Incidentally, can't the police ever pay to get the smartest, most experienced, slickest attorney to prosecute, as well? And why are "the boys" betting that the two convicted murderers will escape the Camp Street gallows? (This writer will be the most disillusioned citizen if those two cheat the hangman.) But this is where we are. Or seem to be.

Several pot-shots! 1) What mercy? What Committee on the Prerogative of Mercy? Don't we read what these criminals do when they enter people's homes? After conviction, why the dickens mercy!?

2) I agree that the police shouldn't use terror tactics on the innocent; even suspects. I agree too that you can't send "Sunday-School" cops searching for seasoned convicts.

3) Congrats Magistrate Parvatan in Berbice! You ordered Jail and Strokes!

4) Shouldn't "the church" be activist these days? Speaking out against cocaine earnings - and seasoned criminals? What do Muslims think?
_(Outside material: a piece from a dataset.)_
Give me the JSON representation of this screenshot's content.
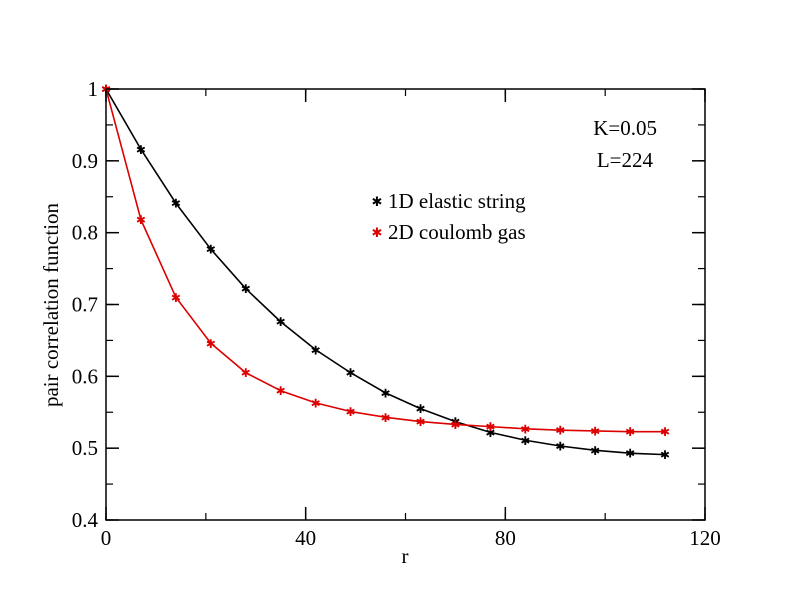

5) The Prime Minister is right: don't regard privatisation with foreign help as "defeat" or "selling-out" or "loss". We need (honest) investors who can stand losses. And we migrate in thousands to work for those folks in their own countries!

6) Check the classifieds in this `paper, you can be assisted to acquire a whole new boyfriend or girlfriend!

7) Coming next week: Let Budget Director Winston Jordan explain the Bitter-Sweet Award.

8) Coming next week: Inside the TUC! Face it, the TUC is an old boy's club!

9) I call on FIFA's Jack Warner and Minister Teixeira! Let the old BGCC, now the GSC at Thomas Lands, become the home of the new football stadium! Let's see what those goodly gentlemen/procrastinators can do! The stadium won't be theirs but football's new home can turn that disgrace into achievement and pride! So let the cry be: "The Stadium for GSC!"

10) Win a trip to Caracas on this morning's Guyana Cook-up show.